Cleber é empresário do setor moveleiro, com empresas no Distrito Federal e em Goiás. Durante o cumprimento do mandado de prisão, a polícia também encontrou em sua posse duas armas de fogo e grande quantidade de munição sem registro, configurando posse ilegal. O empresário não possui porte nem autorização legal para portar as armas.

Prisão preventiva

Apesar de ter pago fiança de R$ 25,9 mil, Cleber permaneceu preso. Isso porque a Justiça decretou prisão preventiva relacionada ao caso de agressão, impedindo sua libertação. Segundo o delegado Marcos Loures, responsável pela investigação, “se não fosse o caso de violência doméstica, ele teria sido solto. Mas como há decisão preventiva, a prisão foi mantida”.

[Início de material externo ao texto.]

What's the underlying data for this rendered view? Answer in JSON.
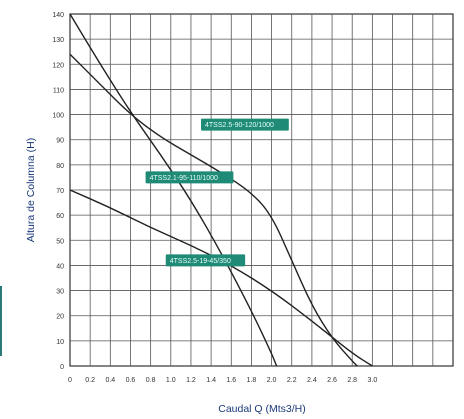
{
  "chart_data": {
    "type": "line",
    "title": "",
    "xlabel": "Caudal Q (Mts3/H)",
    "ylabel": "Altura de Columna (H)",
    "xlim": [
      0,
      3.8
    ],
    "ylim": [
      0,
      140
    ],
    "x_ticks": [
      0,
      0.2,
      0.4,
      0.6,
      0.8,
      1.0,
      1.2,
      1.4,
      1.6,
      1.8,
      2.0,
      2.2,
      2.4,
      2.6,
      2.8,
      3.0
    ],
    "x_tick_labels": [
      "0",
      "0.2",
      "0.4",
      "0.6",
      "0.8",
      "1.0",
      "1.2",
      "1.4",
      "1.6",
      "1.8",
      "2.0",
      "2.2",
      "2.4",
      "2.6",
      "2.8",
      "3.0"
    ],
    "y_ticks": [
      0,
      10,
      20,
      30,
      40,
      50,
      60,
      70,
      80,
      90,
      100,
      110,
      120,
      130,
      140
    ],
    "y_tick_labels": [
      "0",
      "10",
      "20",
      "30",
      "40",
      "50",
      "60",
      "70",
      "80",
      "90",
      "100",
      "110",
      "120",
      "130",
      "140"
    ],
    "grid": true,
    "line_color": "#222222",
    "label_bg_color": "#1f8a76",
    "label_text_color": "#e6fff8",
    "series": [
      {
        "name": "4TSS2.5-90-120/1000",
        "x": [
          0,
          0.3,
          0.6,
          0.9,
          1.2,
          1.5,
          1.8,
          2.0,
          2.2,
          2.4,
          2.6,
          2.8,
          2.85
        ],
        "y": [
          124,
          112,
          100,
          91,
          84,
          77,
          69,
          60,
          42,
          24,
          11,
          2,
          0
        ]
      },
      {
        "name": "4TSS2.1-95-110/1000",
        "x": [
          0,
          0.3,
          0.6,
          0.9,
          1.2,
          1.5,
          1.8,
          2.0,
          2.05
        ],
        "y": [
          140,
          120,
          101,
          84,
          66,
          45,
          22,
          5,
          0
        ]
      },
      {
        "name": "4TSS2.5-19-45/350",
        "x": [
          0,
          0.4,
          0.8,
          1.2,
          1.6,
          2.0,
          2.4,
          2.8,
          3.0
        ],
        "y": [
          70,
          63,
          55,
          48,
          40,
          30,
          18,
          5,
          0
        ]
      }
    ],
    "labels": [
      {
        "text": "4TSS2.5-90-120/1000",
        "x": 1.3,
        "y": 96
      },
      {
        "text": "4TSS2.1-95-110/1000",
        "x": 0.75,
        "y": 75
      },
      {
        "text": "4TSS2.5-19-45/350",
        "x": 0.95,
        "y": 42
      }
    ]
  }
}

A vítima não procurou a delegacia espontaneamente, tampouco solicitou medidas protetivas. A denúncia foi feita pela mãe da mulher, após médicos de um hospital particular identificarem lesões compatíveis com agressões físicas. A vítima ficou internada por cinco dias, com fraturas no rosto e hematomas pelo corpo. A investigação apontou ainda que ela já havia sofrido episódios anteriores de violência, que não foram denunciados.

Lei Maria da Penha

O delegado ressaltou que, conforme entendimento do Supremo Tribunal Federal (STF) desde 2012, casos que envolvem a Lei Maria da Penha não dependem da vontade da vítima para serem apurados. “A gravidade do caso exige ação do Estado. A polícia, o Ministério Público e a Justiça seguirão atuando independentemente da posição da vítima, com o objetivo de protegê-la e garantir sua integridade física”, afirmou.

A defesa do empresário informou, em nota, que irá se manifestar apenas nos autos do processo, aguardando a apuração completa dos fatos.